Why Implicit Bias Training Doesn’t Work And What To Do Instead

Updated: Sep 20, 2022

 

Welcome to my weekly Q&A roundup. (Scroll down to find the Q&A.)


If this is your first time here, welcome. I spend a fair amount of time speaking at events and conferences. At the end of my presentations, I leave space for audience members to ask questions—tough questions, brave questions, you name it.


The level of candor and curiosity always inspires me, and I want to share that sentiment with you. So each week, I pick one question that I believe others would find most instructive and publish my response to it here.


The purpose of this weekly tradition is transparency and inclusivity.


Transparency: a behind-the-scenes look at my day-to-day.


Inclusivity: bringing others along in the journey.


Be Brave™

 

Why Implicit Bias Training Doesn’t Work

Question:


I’m seeing conflicting reports about implicit bias training. Is it worth it? If so, how should I evaluate its impact (and ROI)?


Answer:


The jury came back on this one: implicit bias training as a means to improve diversity, equity, and inclusion in the workplace doesn’t work.


Numerous studies and meta-analyses (see here) support this verdict. Even Iris Bohnet, a public policy professor at Harvard Kennedy School, could not find “a single study that found that diversity training in fact leads to more diversity” … even after searching diligently for evidence.


Here are five ways implicit bias training falls short:

  1. It’s difficult to change people’s attitudes and behaviors with short-term educational interventions.

  2. Implicit bias training can actually reinforce harmful stereotypes.

  3. Check-box diversity programs (including implicit bias training) lead to complacency by artificially inflating confidence in cultural change.

  4. Diversity training doesn't put the responsibility for change where it belongs: on majority white male leadership. (Men lead 82% of all firms globally.)

  5. Employees respond negatively when they feel their autonomy is being taken away by external control measures, such as upper-management trying to change employee attitudes.

A Bright Spot: Implicit Attitudes Change Over Time


It’s worth noting, however, that implicit bias can and does change over time. A study of over 4.4 million implicit attitude tests collected between 2007 and 2016 found that unconscious biases toward race, skin-tone, gender, and sexual orientation have been trending toward neutral. And neutral is good.


For instance: in 2016, people were 17% less likely to associate women with arts and men with science than they were in 2007.


Now, the jury is still out as to what mechanisms cause changes in implicit attitudes. But regardless, we have a long way to go until we neutralize them. At current rates of change, we won’t reach neutrality on skin tone bias for another 139 years.


Key Takeaways On Implicit Bias Training:

  • The existence of implicit bias does not reflect a moral failing. It reflects our socialization.

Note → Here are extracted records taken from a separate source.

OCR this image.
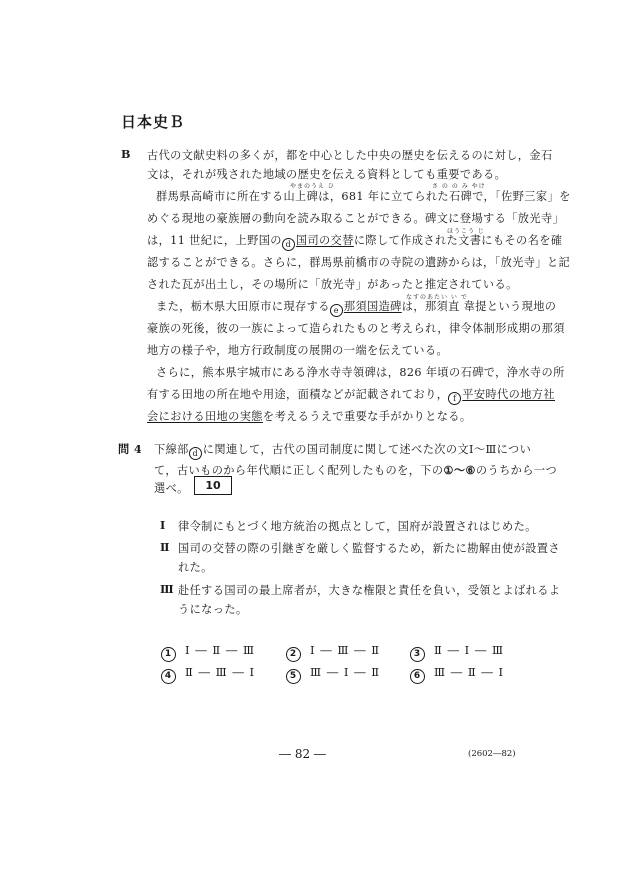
日本史Ｂ
B 古代の文献史料の多くが，都を中心とした中央の歴史を伝えるのに対し，金石
文は，それが残された地域の歴史を伝える資料としても重要である。
やまのうえ ひ	さ の の み やけ
群馬県高崎市に所在する山上碑は，681 年に立てられた石碑で，「佐野三家」を
めぐる現地の豪族層の動向を読み取ることができる。碑文に登場する「放光寺」
ほうこう じ
は，11 世紀に，上野国の d 国司の交替に際して作成された文書にもその名を確
認することができる。さらに，群馬県前橋市の寺院の遺跡からは，「放光寺」と記
された瓦が出土し，その場所に「放光寺」があったと推定されている。
なすのあたい い で
また，栃木県大田原市に現存する e 那須国造碑は，那須直 韋提という現地の
豪族の死後，彼の一族によって造られたものと考えられ，律令体制形成期の那須
地方の様子や，地方行政制度の展開の一端を伝えている。
さらに，熊本県宇城市にある浄水寺寺領碑は，826 年頃の石碑で，浄水寺の所
有する田地の所在地や用途，面積などが記載されており， f 平安時代の地方社
会における田地の実態を考えるうえで重要な手がかりとなる。
問 4 下線部 d に関連して，古代の国司制度に関して述べた次の文Ⅰ～Ⅲについ
て，古いものから年代順に正しく配列したものを，下の①～⑥のうちから一つ
選べ。	10
Ⅰ 律令制にもとづく地方統治の拠点として，国府が設置されはじめた。
Ⅱ 国司の交替の際の引継ぎを厳しく監督するため，新たに勘解由使が設置さ
れた。
Ⅲ 赴任する国司の最上席者が，大きな権限と責任を負い，受領とよばれるよ
うになった。
1 Ⅰ ― Ⅱ ― Ⅲ	2 Ⅰ ― Ⅲ ― Ⅱ	3 Ⅱ ― Ⅰ ― Ⅲ
4 Ⅱ ― Ⅲ ― Ⅰ	5 Ⅲ ― Ⅰ ― Ⅱ	6 Ⅲ ― Ⅱ ― Ⅰ
― 82 ―	(2602―82)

  • We develop implicit bias from years of communal, cultural, and educational experiences. Our brains rely on it as a filtering mechanism, especially in a fast-paced society.

  • Short-term diversity interventions will not erase our unconscious biases.

  • Data can help us reverse the ill effects of implicit bias by first exposing it, then prompting us to act on it.

  • When we make this data transparent, we hold ourselves accountable to progress.

Final Action Item To Move Toward DEI:


Whichever suite of DEI tools/tactics you choose to deploy, ask yourself this:


“What evidence do I need to be certain that [fill-in-the-blank] is bringing us closer to our DEI goals?”


Hint: asking participants in a follow-up survey if they enjoyed the training does not provide an accurate pulse on training efficacy. Try questions like these instead:

  1. Are your internal promotion rates becoming more equitable across gender, race, ethnicity, and age?

  2. Have you reduced employee churn among women, mothers, and people of color?

  3. Is your pay gap shrinking?

  4. What’s representation like in your C-Suite? Board room?

  5. Are the number of HR complaints decreasing?

These questions will help you create a more data-driven DEI strategy.